Alevi Muharrem Orucu: Cana Saygı, İçe Dönüş ve Sadeleşme Felsefesi
Muharrem ayı, Alevi inanç ve yaşam biçiminde, yalnızca bir takvim dönemi değil; insanın içe döndüğü, ruhunu ve nefsini terbiye ettiği, canla ve doğayla ilişkisini yeniden hatırladığı kutsal bir zaman dilimidir. Sessizlikle geçirilen bu dönem, sadece dışsal bir yas değil, derin bir arınma ve sadeleşme sürecidir. Muharrem orucu ise bu dönemin kalbinde yer alır: nefsin dizginlenmesi, doğayla uyum, cana saygı ve vicdani bir farkındalık hâlidir.

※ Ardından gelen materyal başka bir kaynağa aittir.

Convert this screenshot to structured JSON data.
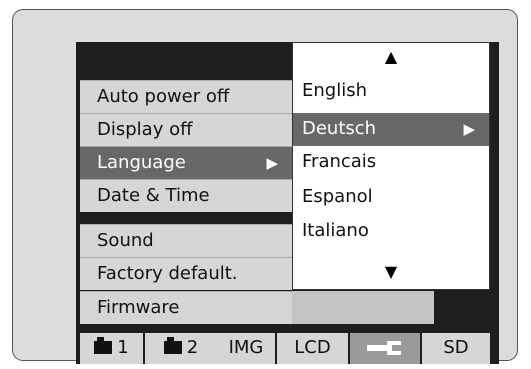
{
  "settings_menu": {
    "items": [
      {
        "label": "Auto power off"
      },
      {
        "label": "Display off"
      },
      {
        "label": "Language",
        "selected": true,
        "submenu_arrow": "▶"
      },
      {
        "label": "Date & Time"
      },
      {
        "label": "Sound"
      },
      {
        "label": "Factory default."
      },
      {
        "label": "Firmware"
      }
    ]
  },
  "language_popup": {
    "scroll_up": "▲",
    "scroll_down": "▼",
    "options": [
      {
        "label": "English"
      },
      {
        "label": "Deutsch",
        "selected": true,
        "submenu_arrow": "▶"
      },
      {
        "label": "Francais"
      },
      {
        "label": "Espanol"
      },
      {
        "label": "Italiano"
      }
    ]
  },
  "tabs": [
    {
      "label": "1",
      "icon": "camera-icon"
    },
    {
      "label": "2",
      "icon": "camera-icon"
    },
    {
      "label": "IMG"
    },
    {
      "label": "LCD"
    },
    {
      "label": "",
      "icon": "wrench-icon",
      "active": true
    },
    {
      "label": "SD"
    }
  ],
  "colors": {
    "menu_background": "#d6d6d6",
    "highlight": "#686868",
    "active_tab": "#9a9a9a",
    "screen": "#1e1e1e",
    "popup_background": "#ffffff"
  }
}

Muharrem Ayının Sessizliği ve Anlamı
Alevilikte Muharrem ayı, bir yas tutmaktan çok, sessizlikle derinleşmenin ve hakikate yaklaşmanın bir biçimidir. Sessizlik burada yalnızca dışsal bir durgunluk değil, zihnin, kalbin ve nefsin susmasıdır. İnsan, bu sessizlikte kendi iç yolculuğuna çıkar. Göstermeden, konuşmadan, sadece hissederek ve fark ederek yaşamayı deneyimler. Çünkü hakikat, çoğu zaman sessizlikte duyulur.

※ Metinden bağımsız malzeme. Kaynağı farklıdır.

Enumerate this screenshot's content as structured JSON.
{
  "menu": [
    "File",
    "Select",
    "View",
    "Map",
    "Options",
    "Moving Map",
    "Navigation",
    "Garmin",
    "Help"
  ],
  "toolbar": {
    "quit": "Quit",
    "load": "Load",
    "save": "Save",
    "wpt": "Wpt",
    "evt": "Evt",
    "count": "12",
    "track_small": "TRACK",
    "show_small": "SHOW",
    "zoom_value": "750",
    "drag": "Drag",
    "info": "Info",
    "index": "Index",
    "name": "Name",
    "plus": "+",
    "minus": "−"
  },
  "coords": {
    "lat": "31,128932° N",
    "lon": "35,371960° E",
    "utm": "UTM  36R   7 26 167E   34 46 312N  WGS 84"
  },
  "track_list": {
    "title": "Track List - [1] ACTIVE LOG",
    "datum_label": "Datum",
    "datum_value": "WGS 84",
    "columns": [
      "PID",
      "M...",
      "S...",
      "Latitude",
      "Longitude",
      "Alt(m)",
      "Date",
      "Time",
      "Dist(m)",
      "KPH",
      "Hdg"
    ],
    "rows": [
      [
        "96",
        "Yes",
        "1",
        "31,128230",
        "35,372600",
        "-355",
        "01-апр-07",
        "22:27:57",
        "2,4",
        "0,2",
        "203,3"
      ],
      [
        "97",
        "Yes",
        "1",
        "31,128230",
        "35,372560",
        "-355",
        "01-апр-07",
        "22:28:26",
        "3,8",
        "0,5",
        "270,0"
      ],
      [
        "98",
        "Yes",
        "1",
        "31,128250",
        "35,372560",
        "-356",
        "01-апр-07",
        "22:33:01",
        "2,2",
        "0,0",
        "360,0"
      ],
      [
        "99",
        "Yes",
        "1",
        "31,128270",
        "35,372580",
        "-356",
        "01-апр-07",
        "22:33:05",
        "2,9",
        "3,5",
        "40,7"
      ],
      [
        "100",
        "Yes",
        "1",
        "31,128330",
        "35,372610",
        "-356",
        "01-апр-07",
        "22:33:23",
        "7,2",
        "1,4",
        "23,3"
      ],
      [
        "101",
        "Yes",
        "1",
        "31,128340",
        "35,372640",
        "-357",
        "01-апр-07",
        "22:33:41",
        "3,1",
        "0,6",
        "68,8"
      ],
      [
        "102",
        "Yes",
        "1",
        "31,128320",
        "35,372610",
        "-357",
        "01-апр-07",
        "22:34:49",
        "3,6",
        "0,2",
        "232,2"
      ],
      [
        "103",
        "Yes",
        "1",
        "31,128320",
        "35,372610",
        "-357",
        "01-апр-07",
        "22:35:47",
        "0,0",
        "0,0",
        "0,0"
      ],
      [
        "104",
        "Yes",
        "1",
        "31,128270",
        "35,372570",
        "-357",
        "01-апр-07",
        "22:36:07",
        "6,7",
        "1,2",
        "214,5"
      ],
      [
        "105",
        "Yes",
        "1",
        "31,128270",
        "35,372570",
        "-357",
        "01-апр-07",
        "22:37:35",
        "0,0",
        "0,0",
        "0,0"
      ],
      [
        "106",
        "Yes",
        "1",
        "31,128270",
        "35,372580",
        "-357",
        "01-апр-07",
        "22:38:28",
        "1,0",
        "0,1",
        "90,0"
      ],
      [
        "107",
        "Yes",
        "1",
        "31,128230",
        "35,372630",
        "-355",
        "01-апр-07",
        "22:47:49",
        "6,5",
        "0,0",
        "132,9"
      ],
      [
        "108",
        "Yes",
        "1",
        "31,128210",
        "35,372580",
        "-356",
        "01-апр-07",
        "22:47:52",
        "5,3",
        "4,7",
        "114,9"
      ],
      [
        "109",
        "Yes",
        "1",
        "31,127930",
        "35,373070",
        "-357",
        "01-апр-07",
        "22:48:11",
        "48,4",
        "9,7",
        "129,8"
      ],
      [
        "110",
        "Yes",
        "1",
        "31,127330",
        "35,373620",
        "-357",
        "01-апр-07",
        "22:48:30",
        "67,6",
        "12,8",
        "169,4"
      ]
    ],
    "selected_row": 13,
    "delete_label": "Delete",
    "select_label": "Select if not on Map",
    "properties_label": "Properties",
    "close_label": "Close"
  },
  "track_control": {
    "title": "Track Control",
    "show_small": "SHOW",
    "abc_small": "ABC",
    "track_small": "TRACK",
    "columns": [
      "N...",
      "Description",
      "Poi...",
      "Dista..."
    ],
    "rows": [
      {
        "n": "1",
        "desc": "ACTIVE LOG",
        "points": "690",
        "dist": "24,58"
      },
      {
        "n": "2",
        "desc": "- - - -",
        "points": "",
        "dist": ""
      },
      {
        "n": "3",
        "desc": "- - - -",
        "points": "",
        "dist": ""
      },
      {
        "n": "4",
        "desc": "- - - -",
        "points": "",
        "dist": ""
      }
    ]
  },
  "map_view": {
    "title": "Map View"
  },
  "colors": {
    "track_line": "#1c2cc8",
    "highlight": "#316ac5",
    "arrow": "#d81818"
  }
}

Muharrem Orucunun Felsefesi
Muharrem orucu Alevi inancında Tanrı’ya sunulan klasik bir ibadet biçiminden öte, bireyin kendine dönmesi, doğayla ve varlıkla olan bağlarını onarmasıdır. Oruç, kişinin kendi nefsini dizginlemesi, arzularını gözlemlemesi ve sadeleşmesiyle ilgilidir.

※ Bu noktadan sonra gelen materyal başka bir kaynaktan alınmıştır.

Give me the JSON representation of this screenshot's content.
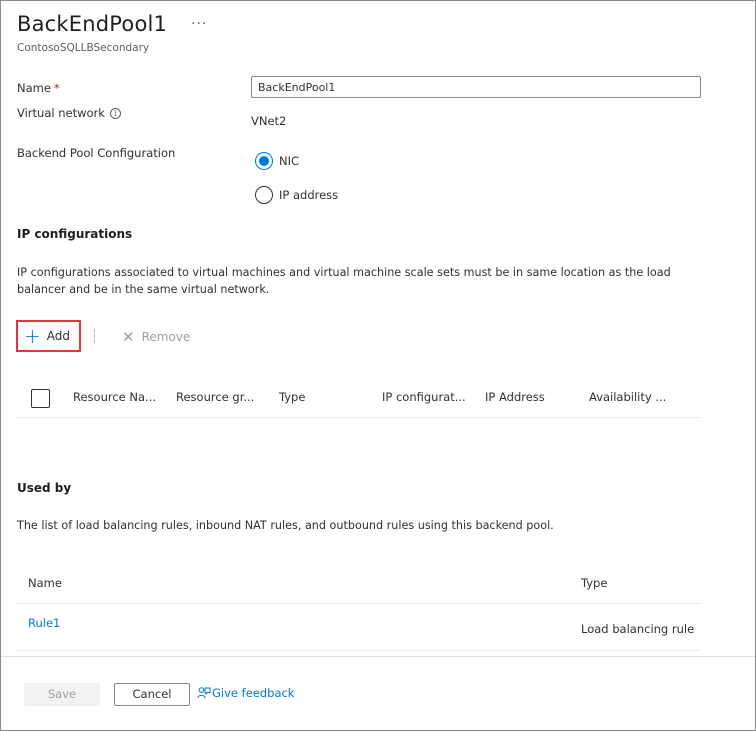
{
  "header": {
    "title": "BackEndPool1",
    "more": "···",
    "subtitle": "ContosoSQLLBSecondary"
  },
  "form": {
    "name_label": "Name",
    "required_mark": "*",
    "name_value": "BackEndPool1",
    "vnet_label": "Virtual network",
    "vnet_value": "VNet2",
    "pool_config_label": "Backend Pool Configuration",
    "options": [
      {
        "label": "NIC",
        "selected": true
      },
      {
        "label": "IP address",
        "selected": false
      }
    ]
  },
  "ip_config": {
    "title": "IP configurations",
    "description": "IP configurations associated to virtual machines and virtual machine scale sets must be in same location as the load balancer and be in the same virtual network.",
    "add_label": "Add",
    "remove_label": "Remove",
    "columns": [
      "Resource Na...",
      "Resource gr...",
      "Type",
      "IP configurat...",
      "IP Address",
      "Availability ..."
    ]
  },
  "used_by": {
    "title": "Used by",
    "description": "The list of load balancing rules, inbound NAT rules, and outbound rules using this backend pool.",
    "columns": [
      "Name",
      "Type"
    ],
    "rows": [
      {
        "name": "Rule1",
        "type": "Load balancing rule"
      }
    ]
  },
  "footer": {
    "save_label": "Save",
    "cancel_label": "Cancel",
    "feedback_label": "Give feedback"
  },
  "colors": {
    "accent": "#0078d4",
    "highlight": "#e8333a",
    "required": "#a4262c"
  }
}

Uygulama Biçimi ve Yasaklar
Muharrem orucu, sadece aç kalma hali değildir. Tek öğün yemekle, hayvansal gıdalardan, nefsani davranışlardan ve teknolojik karmaşadan uzak durularak geçirilen bir dönemdir.
– Tek öğün gün batımında yenir. Sahur yapılmaz.
– Hayvansal ürünler tüketilmez. Et, süt, yoğurt, peynir gibi ürünlerin yanı sıra yumurta da yenmez.
– Soğan ve sarımsak gibi nefsani duyguları tetikleyen gıdalardan uzak durulur.
– Bir soğanın başı bile kesilmez. Kesici aletler kullanılmaz.
– Tatlılardan ve aşırı işlenmiş yiyeceklerden uzak durulur. Nefsin arzularından arınmak amaçlanır.
– Dilin orucu tutulur. Kalp kırıcı sözlerden uzak durulur.
– Gürültüden, teknolojiden uzak kalınır. Sessizlik içsel dönüşü destekler.
Doğayla Bütünleşme: Yürüme, Sessizlik ve Meditasyon
Bu dönem aynı zamanda bir doğa ile bütünleşme zamanıdır. Gün doğmadan yapılan sessiz yürüyüşler, kuş sesleri ve rüzgârla uyumlu meditasyonlar, zihnin susup doğanın konuşmasına izin verir. Alevilikte doğa, Tanrı’nın dili gibidir.
Hastalar ve Orucu Tutamayanlar İçin Yaklaşım
Alevilikte, zorlayan, bedene zarar veren hiçbir ibadet makbul değildir. Hastalar, ilaç kullananlar veya yaşlılar orucu farklı şekilde tutabilir:
– Sade ve az yemekle,
– Hayvansal ürünleri bırakıp,
– Ruhsal niyetle yaşamı sadeleştirerek,
– Teknolojiden uzak durarak oruca katılabilirler.
Ruhsal ve Toplumsal Anlam
Muharrem orucu bireysel bir ibadet değil, toplumsal bir duruş biçimidir. Cana kıymamayı, haksızlığa boyun eğmemeyi ve vicdanı ayakta tutmayı ifade eder.
Sonuç
Alevi Muharrem orucu görünürde bir yas gibi dursa da, özünde derin bir diriliş, sadeleşme ve bütünleşme halidir. Nefsin arzularına yön veren alışkanlıkların gözlemlenmesi, cana saygı, doğayla barışık bir yaşam ve sessizliğin bilgeliği ile yeniden doğuştur.